Structural and functional characterization of a maize‐derived hepatitis B surface antigen (HBsAg) for the development of an oral vaccine

Abstract

Hepatitis B is a life‐threatening infection of the human liver. A vaccine against hepatitis B has been available since 1982 but still more than 780,000 people die every year due to hepatitis B. The overall costs associated with vaccines make it difficult for its worldwide administration. In addition, there are certain groups of people who are poor responders to the available vaccines. Both these problems may be overcome by the use of oral vaccine. To this end, HBsAg was produced in maize and orally fed to mice as a boosting dose. The oral vaccine produced a robust immune response both systemically and mucosally, as evidenced by high antibody titers.
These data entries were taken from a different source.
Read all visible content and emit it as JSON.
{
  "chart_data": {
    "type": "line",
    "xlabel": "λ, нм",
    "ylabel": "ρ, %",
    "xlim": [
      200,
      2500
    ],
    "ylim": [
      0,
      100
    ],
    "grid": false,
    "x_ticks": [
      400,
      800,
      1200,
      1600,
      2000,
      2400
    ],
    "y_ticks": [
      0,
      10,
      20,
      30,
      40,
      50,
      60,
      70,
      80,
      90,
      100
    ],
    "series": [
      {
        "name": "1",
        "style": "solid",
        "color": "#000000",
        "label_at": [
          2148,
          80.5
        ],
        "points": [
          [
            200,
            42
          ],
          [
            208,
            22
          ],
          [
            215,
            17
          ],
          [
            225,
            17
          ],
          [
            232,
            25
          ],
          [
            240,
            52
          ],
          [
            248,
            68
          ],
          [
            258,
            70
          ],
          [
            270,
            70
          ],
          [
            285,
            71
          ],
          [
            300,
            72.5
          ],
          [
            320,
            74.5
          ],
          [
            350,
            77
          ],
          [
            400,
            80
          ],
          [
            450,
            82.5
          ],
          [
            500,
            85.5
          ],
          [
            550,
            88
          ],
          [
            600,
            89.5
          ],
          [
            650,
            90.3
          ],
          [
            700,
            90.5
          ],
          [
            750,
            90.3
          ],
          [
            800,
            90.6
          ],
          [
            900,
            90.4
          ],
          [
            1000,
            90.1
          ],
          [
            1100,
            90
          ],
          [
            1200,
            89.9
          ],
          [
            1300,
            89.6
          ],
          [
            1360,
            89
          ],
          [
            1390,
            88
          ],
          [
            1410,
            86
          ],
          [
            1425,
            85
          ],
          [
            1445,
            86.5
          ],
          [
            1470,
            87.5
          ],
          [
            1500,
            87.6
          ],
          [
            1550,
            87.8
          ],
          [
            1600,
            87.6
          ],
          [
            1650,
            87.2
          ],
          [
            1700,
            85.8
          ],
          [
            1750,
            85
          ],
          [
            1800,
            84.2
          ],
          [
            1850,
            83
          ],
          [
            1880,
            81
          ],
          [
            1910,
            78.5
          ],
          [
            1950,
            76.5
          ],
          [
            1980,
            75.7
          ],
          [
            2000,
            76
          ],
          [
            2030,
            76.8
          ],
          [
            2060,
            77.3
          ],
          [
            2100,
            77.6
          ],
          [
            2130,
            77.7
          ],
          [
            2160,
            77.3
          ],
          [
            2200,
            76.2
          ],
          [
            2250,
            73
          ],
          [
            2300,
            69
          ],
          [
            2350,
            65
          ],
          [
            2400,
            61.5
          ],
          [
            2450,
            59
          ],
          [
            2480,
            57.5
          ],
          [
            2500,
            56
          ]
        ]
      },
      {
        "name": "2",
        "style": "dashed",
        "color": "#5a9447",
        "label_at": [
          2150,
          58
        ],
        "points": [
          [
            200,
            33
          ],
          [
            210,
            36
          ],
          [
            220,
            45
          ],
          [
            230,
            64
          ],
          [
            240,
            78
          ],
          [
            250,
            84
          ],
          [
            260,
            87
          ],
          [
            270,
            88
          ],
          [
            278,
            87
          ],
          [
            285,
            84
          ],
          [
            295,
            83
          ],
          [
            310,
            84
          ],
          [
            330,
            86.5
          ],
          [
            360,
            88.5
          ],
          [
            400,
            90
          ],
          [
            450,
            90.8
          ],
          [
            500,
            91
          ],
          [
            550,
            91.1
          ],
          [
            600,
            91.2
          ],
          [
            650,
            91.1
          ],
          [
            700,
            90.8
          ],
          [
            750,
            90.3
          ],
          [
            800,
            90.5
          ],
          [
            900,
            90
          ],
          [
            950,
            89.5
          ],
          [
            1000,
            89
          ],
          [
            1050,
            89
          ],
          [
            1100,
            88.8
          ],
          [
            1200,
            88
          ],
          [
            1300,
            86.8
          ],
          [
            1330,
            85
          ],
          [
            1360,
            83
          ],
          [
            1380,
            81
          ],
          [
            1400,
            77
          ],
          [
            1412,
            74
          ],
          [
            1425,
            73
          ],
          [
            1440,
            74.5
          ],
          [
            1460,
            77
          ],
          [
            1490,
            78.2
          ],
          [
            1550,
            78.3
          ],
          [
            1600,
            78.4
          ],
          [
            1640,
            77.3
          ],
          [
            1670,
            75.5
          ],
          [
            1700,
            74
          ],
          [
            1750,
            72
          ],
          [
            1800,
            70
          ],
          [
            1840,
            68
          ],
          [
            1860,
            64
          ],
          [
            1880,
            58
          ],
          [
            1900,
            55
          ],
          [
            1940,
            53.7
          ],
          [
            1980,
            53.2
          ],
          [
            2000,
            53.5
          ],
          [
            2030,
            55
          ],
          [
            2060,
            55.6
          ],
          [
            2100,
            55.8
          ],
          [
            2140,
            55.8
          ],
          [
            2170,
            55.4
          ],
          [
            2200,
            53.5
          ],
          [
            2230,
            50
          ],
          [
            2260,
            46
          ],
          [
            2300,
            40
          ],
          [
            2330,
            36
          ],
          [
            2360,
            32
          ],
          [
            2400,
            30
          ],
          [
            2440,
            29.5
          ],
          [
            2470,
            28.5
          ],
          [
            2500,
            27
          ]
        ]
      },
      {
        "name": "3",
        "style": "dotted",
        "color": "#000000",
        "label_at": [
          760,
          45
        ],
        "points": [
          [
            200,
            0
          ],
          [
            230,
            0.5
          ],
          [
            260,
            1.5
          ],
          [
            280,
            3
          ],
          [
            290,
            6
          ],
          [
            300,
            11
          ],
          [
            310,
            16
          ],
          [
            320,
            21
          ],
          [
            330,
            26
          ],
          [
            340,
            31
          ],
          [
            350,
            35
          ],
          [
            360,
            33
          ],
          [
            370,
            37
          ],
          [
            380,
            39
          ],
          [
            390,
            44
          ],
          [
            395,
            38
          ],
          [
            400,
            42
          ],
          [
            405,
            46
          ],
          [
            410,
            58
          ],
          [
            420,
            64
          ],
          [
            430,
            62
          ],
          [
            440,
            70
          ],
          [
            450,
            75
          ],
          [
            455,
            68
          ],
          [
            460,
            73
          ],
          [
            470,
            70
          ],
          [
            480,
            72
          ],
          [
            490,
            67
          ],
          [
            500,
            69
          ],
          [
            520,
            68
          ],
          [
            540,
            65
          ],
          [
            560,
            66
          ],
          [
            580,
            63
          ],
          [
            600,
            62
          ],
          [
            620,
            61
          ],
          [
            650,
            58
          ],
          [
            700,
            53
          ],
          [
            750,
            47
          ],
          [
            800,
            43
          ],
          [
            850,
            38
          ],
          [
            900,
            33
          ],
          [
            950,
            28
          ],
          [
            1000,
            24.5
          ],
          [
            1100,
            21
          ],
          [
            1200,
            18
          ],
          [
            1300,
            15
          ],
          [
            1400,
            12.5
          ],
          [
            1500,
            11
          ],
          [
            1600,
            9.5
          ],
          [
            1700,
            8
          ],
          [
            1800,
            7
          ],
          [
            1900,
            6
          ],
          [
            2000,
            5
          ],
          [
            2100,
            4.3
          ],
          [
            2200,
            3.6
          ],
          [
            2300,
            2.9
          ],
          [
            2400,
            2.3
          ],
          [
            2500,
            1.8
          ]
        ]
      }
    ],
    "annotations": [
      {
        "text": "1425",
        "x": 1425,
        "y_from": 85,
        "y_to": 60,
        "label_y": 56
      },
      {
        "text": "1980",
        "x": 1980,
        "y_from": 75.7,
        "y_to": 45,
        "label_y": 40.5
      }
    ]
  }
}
In order to characterize the active ingredient of the oral vaccine, the maize‐derived HBsAg was purified using a two‐step process. Gel filtration experiments show that maize derived HBsAg exists mostly as a higher order oligomer. TEM analysis shows that the HBsAg oligomer forms virus‐like particles (VLPs). The far UV‐CD spectrum shows minima at 208 nm and 222nm, typical of alpha helical structure. Further, we demonstrate that removal of fat from the maize material by supercritical fluid extraction (SFE) shows higher immunological response compared to full fat (FF) and hexane extracted material. The VLPs obtained from SFE were more regular in shape and size and form particles of ~ 20 nm in size. In contrast, VLPs obtained from FF seed material are of varying size ranging from 20 nm to 100 nm. Further immunological studies are underway but the work presented here advances the path toward the development of a more efficacious oral vaccine.